In eastern Afghanistan’s Khost Province, Kael helped prioritize over $50 million dollars in U.S. reconstruction funds and worked to reintegrate former Taliban fighters in coordination with U.S. military leaders and Khost’s Afghan governor. He also met with a group of former Guantanamo Prison detainees and helped lead U.S. government political engagement with Afghan tribal and religious leaders. In Helmand Province, he worked directly with a Marine commanding general during the 2008-2009 U.S. troop surge that doubled Marine forces in the area from just under 11,000 to almost 20,000.

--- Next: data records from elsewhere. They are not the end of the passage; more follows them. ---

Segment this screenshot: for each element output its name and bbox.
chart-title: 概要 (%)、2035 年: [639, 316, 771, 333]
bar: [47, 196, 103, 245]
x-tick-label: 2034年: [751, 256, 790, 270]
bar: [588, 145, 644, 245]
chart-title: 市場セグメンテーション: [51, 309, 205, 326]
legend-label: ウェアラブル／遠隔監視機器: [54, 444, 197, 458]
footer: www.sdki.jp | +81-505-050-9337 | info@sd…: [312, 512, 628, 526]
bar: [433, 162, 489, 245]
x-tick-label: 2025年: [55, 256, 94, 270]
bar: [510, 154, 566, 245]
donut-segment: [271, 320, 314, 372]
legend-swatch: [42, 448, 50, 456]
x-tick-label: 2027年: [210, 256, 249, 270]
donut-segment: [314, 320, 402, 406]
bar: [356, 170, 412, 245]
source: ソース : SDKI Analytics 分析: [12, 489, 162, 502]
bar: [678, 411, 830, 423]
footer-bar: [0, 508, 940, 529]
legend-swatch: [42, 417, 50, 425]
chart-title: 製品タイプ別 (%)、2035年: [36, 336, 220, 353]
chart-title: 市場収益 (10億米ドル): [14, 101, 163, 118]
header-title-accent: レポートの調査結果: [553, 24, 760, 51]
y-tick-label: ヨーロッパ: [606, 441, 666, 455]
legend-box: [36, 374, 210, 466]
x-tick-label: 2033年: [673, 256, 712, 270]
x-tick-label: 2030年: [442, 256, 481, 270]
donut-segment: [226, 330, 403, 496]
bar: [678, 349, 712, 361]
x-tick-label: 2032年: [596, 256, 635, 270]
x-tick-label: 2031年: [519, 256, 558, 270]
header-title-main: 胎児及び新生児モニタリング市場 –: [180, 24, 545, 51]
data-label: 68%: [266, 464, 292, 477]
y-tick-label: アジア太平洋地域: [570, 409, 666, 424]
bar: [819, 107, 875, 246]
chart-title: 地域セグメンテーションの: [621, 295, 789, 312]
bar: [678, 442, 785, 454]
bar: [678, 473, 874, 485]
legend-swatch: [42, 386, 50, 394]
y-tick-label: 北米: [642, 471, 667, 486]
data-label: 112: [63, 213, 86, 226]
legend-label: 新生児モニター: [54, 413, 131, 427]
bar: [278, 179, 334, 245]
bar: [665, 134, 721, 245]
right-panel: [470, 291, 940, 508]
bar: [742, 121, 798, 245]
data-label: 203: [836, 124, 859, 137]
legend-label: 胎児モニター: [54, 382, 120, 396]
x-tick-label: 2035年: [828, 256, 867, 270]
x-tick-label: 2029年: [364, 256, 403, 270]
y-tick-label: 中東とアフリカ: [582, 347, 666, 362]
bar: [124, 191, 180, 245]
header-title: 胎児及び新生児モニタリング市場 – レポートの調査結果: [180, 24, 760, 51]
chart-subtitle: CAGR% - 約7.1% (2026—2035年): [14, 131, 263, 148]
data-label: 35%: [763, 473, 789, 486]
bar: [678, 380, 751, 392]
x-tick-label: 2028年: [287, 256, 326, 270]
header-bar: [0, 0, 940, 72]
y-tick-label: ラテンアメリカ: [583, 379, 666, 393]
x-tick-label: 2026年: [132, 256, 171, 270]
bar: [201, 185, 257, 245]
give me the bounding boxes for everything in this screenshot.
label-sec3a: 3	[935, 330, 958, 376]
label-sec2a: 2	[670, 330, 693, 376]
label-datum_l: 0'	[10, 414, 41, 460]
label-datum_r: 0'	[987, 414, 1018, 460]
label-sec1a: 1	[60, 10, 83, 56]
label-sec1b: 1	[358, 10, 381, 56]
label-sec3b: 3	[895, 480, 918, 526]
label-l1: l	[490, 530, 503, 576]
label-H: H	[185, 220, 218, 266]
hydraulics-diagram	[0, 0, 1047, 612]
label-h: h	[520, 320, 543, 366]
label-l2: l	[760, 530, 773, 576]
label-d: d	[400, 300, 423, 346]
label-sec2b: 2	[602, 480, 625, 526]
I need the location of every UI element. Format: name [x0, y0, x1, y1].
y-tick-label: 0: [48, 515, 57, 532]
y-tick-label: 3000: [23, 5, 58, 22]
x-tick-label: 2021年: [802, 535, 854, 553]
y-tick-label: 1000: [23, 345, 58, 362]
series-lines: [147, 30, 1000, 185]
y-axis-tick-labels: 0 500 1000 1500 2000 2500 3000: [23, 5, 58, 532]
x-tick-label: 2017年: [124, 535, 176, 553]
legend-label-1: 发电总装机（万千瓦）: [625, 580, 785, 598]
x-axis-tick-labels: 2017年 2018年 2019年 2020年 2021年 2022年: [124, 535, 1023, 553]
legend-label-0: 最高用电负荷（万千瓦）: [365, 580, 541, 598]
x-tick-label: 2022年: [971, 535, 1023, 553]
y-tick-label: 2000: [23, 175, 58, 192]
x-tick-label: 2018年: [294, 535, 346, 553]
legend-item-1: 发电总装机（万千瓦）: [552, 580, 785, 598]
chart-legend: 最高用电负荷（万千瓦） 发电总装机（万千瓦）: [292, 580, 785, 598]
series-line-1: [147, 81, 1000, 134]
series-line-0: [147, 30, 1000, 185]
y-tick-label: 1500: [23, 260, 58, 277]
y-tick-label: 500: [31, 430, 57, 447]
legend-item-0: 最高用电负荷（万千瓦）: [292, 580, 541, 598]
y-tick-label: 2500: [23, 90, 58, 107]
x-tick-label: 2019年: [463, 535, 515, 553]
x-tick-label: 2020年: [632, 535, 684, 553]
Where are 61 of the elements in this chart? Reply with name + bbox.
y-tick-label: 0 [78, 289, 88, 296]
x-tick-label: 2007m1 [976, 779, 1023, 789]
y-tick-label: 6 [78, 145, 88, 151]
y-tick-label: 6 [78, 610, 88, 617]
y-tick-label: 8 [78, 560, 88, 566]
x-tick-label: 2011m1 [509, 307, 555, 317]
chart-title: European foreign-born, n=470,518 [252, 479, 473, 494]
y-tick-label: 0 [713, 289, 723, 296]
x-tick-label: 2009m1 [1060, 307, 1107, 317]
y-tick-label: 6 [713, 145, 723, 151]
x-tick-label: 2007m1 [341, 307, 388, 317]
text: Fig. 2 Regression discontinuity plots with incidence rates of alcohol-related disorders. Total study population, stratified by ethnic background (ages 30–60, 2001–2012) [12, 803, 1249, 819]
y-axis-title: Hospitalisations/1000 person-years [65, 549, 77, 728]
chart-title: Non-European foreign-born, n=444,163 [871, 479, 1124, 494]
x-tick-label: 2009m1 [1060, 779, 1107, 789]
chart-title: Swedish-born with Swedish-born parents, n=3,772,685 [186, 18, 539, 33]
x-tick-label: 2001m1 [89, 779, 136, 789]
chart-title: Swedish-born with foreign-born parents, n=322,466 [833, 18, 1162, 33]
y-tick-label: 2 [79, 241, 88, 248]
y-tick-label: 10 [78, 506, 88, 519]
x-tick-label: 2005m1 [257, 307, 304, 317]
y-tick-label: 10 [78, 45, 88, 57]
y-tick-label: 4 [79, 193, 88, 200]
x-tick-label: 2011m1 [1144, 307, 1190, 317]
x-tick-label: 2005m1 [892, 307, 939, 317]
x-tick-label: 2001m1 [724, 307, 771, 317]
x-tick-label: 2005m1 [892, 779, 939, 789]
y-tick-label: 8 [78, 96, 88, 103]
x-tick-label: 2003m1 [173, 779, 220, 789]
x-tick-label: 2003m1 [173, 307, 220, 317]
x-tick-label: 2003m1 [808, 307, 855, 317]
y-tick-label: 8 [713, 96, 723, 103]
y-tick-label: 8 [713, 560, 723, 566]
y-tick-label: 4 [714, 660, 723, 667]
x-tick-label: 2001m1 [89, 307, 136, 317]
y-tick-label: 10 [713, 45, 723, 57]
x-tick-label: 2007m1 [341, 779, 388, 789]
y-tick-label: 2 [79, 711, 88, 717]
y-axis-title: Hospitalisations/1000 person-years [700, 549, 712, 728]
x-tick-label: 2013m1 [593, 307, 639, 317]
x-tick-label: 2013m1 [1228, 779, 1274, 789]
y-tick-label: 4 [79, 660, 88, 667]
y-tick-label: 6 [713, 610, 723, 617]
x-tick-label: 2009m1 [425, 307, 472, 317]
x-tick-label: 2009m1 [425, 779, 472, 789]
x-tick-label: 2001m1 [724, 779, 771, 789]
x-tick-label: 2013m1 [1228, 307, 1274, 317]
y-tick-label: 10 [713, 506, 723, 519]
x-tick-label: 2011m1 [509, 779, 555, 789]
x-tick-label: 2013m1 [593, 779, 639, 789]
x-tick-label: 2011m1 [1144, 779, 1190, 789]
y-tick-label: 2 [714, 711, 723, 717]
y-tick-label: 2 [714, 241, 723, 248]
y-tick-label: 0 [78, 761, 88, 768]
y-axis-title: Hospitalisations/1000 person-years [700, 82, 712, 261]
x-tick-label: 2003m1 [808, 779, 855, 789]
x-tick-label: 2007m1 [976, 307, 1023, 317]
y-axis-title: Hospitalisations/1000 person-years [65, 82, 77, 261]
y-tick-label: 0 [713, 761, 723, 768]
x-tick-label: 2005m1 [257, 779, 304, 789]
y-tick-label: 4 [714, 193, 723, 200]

Kael is the author of the book, The Mirror Test (Knopf, 2016) a New York Times Editors’ Choice (NYT Book Review) and Military Times’ Best Book of the Year. He has taught at the college level in Utah and in Quantico, Virginia, at Marine Corps University, as well as leading seminars at the U.S. Naval Academy in Annapolis, Maryland. Kael writes monthly for the Salt Lake Tribune and has contributed to NPR, New York Times, Washington Post, The Hill, Wall Street Journal, Foreign Affairs, Daily Beast, and other publications.

For Kael Weston’s multi-year service in Fallujah, Iraq, the State Department awarded him the Secretary of State’s Medal for Heroism.